Why we are standing in the National Labour Students committee elections

This summer marks the rebirth of a national Labour students organisation. Its predecessor, marred by factionalism and disagreement, was abolished three years ago. Now, with the possibility of a general election around the corner, a new National Labour Students (NLS) committee will be elected to oversee a fresh and improved institution. There is natural scepticism surrounding NLS from all wings of the party. Moderates are worried it will become another leadership-criticising platform with little serious input and left-wingers fear it will return into an undemocratic clique. That is why a Labour students organisation steered by the right committee, dedicated to openness and willing to take its role seriously is vitally necessary. 

For years now, students have been let down by more than a decade of Tory rule. Educational grants and bursaries are being scrapped, maintenance loans are plummeting in value and the cost of staples is soaring. Support for students from the poorest backgrounds has been made inaccessible by redefining the meaning of poor. Successive Conservative Education Secretaries have reduced the financial safeguards of degree seekers, driven by a privileged misunderstanding of university life; a misguided expectation that parental support is both sufficient and reliable.

The consequences of this assault on living standards are shown by the extraordinary number of students who use food banks as well as part-time jobs that are a necessity for far too many. These jobs are insecure, unfulfilling and fail to even earn the national living wage. No wonder students know better than anyone how to make a pound last and the right places to go for the cheapest pint.

Even after graduation, the attack doesn’t end there. The latest government plans to reform the tuition fees repayment scheme are diabolical. Putting aside the astronomical interest rates on the loans – which reached a record 12% this year – the threshold for repayment is dropping to a mere £25,000. Tories complain about Britain’s productivity gap while doing nothing to promote, improve nor expand higher education.

As the possibility of a general election looms, it is critical that we organise students against this onslaught and mobilise their support for the Labour Party. NLS organisation will need to do this, but it can only be done effectively and sustainably if the new organisation conforms to certain key guiding principles – and, with the right committee, it can.

First and foremost, NLS must fight for the things that truly matter to students. Too often, elements of the Labour Party talk about and campaign on things that have no relevance to the people they represent. For too long, Momentum-led Young Labour has been committed to trivial campaigns and pointless foreign policy debates. NLS needs to focus on real issues: poverty, graduate opportunities, housing and the climate crisis. These are what students care about and what they wish to see NLS campaigning on.

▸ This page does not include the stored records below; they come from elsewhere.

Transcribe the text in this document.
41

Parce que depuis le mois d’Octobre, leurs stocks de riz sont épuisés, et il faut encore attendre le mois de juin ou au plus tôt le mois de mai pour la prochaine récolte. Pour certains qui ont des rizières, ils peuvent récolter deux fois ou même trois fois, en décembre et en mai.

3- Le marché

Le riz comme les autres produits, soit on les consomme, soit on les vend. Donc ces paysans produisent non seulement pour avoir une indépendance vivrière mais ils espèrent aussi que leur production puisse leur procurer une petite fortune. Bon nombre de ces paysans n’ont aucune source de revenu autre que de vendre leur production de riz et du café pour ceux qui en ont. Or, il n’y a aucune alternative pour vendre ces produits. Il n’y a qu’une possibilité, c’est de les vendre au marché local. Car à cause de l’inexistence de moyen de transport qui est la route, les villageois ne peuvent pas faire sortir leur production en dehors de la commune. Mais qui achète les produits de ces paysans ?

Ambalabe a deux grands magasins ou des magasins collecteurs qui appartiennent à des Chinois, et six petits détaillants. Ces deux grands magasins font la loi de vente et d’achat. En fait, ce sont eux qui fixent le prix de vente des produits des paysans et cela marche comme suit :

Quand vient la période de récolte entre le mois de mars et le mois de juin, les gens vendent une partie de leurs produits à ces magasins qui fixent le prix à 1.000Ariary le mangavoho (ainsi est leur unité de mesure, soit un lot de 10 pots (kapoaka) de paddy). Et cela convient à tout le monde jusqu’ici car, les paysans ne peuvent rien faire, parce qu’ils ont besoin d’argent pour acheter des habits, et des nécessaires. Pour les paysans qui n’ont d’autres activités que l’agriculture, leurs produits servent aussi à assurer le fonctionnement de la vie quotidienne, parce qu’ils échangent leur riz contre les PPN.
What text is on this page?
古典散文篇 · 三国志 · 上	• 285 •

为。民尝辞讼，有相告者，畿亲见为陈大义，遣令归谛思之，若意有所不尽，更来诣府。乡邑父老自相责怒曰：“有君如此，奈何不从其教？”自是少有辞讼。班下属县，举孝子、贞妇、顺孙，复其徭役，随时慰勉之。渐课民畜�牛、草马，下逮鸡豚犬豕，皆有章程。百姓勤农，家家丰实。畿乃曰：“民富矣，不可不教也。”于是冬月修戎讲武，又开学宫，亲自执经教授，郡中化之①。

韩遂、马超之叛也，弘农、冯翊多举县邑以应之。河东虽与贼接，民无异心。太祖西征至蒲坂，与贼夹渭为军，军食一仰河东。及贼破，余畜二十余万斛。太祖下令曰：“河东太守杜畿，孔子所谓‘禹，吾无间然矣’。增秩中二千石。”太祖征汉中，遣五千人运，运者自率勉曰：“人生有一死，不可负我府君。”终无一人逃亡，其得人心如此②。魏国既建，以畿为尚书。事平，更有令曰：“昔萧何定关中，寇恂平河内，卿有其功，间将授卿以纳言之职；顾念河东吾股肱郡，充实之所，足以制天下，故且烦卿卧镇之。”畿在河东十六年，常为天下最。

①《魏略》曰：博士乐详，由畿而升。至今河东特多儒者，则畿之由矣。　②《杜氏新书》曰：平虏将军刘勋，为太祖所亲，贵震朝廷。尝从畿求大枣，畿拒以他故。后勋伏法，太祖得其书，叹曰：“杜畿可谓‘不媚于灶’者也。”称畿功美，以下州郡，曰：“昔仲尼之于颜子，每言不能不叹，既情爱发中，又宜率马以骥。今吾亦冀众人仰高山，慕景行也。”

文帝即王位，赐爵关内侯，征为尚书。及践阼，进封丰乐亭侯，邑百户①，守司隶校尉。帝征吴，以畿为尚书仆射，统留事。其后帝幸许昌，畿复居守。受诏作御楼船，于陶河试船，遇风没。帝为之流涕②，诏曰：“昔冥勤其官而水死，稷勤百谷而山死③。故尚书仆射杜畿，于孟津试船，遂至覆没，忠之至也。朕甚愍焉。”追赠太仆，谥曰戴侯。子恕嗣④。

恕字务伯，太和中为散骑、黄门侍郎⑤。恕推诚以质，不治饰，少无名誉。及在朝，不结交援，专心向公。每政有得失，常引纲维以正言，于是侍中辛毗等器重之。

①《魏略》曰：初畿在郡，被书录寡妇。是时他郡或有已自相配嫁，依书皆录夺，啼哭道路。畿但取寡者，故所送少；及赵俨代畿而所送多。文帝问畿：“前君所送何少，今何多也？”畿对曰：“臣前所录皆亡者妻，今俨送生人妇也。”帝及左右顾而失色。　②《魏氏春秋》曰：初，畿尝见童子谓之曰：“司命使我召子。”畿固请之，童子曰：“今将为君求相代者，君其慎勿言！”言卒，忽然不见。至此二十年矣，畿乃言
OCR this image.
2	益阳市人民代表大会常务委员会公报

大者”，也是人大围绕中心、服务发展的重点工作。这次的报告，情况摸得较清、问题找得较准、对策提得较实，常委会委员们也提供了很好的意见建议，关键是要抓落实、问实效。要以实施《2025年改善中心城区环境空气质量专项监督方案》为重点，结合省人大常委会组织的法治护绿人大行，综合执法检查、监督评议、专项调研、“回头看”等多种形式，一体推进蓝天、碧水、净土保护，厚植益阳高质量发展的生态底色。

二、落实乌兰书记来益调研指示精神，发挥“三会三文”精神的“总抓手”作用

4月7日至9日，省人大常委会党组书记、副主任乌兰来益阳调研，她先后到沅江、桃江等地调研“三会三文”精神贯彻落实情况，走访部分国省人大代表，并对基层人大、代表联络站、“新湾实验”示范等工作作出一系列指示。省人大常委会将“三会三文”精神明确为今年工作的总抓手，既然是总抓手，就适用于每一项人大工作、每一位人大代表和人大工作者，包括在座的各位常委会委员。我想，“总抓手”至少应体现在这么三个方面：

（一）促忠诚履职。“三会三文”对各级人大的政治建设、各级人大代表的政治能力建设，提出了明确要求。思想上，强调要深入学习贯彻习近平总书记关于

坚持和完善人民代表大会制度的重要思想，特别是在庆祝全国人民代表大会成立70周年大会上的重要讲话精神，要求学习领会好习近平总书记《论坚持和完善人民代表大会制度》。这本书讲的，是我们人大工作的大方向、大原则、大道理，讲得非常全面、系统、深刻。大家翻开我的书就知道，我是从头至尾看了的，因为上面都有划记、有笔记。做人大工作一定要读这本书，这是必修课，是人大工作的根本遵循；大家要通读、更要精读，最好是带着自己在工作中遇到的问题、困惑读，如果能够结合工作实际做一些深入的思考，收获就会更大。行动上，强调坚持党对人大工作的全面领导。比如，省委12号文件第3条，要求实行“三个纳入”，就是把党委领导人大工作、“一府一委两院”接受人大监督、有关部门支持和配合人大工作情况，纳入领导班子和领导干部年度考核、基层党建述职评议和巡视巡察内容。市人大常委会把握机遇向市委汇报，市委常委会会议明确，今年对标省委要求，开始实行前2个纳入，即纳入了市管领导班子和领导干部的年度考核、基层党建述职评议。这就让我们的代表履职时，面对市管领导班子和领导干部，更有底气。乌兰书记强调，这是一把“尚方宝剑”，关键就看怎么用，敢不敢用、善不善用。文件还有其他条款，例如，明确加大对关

Secondly, NLS needs to actively stop bigotry in all its forms. Antisemitism is an infestation in this party that must be fought. NLS must have a zero-tolerance policy on bigotry and be willing to stand up and call it out. Finally, the organisation must be a space free from the petty factional battles fought by some in the party. It ought to be a place where every student Labour member can find friendship and comradery, an inclusive group bereft of factional demonisation and childish squabbles.

The National Union of Students (NUS) presents a prime opportunity for a serious and open NLS to have an impact. The NUS has failed young people during a time of unprecedented crisis. The recent conference was marred by inaction on the real issues and antisemitic bigotry. Over recent years, antisemitism has been ripe within the top brass of the union and it is high time a coordinated NLS campaign stamped it out. At a time when student poverty rises rapidly, and the UCU undergoes a bitter industrial dispute, we need a serious NLS to return control of the NUS into the hands of those that truly care about the real issues affecting young people. 

Ballots to elect the new NLS committee will have dropped by now and we recommend lending your votes to the amazing group of Open Labour and Labour to Win candidates, as they are the ones who are serious about setting up an open and inclusive organisation that is committed to standing up for the real issues facing students in Britain today.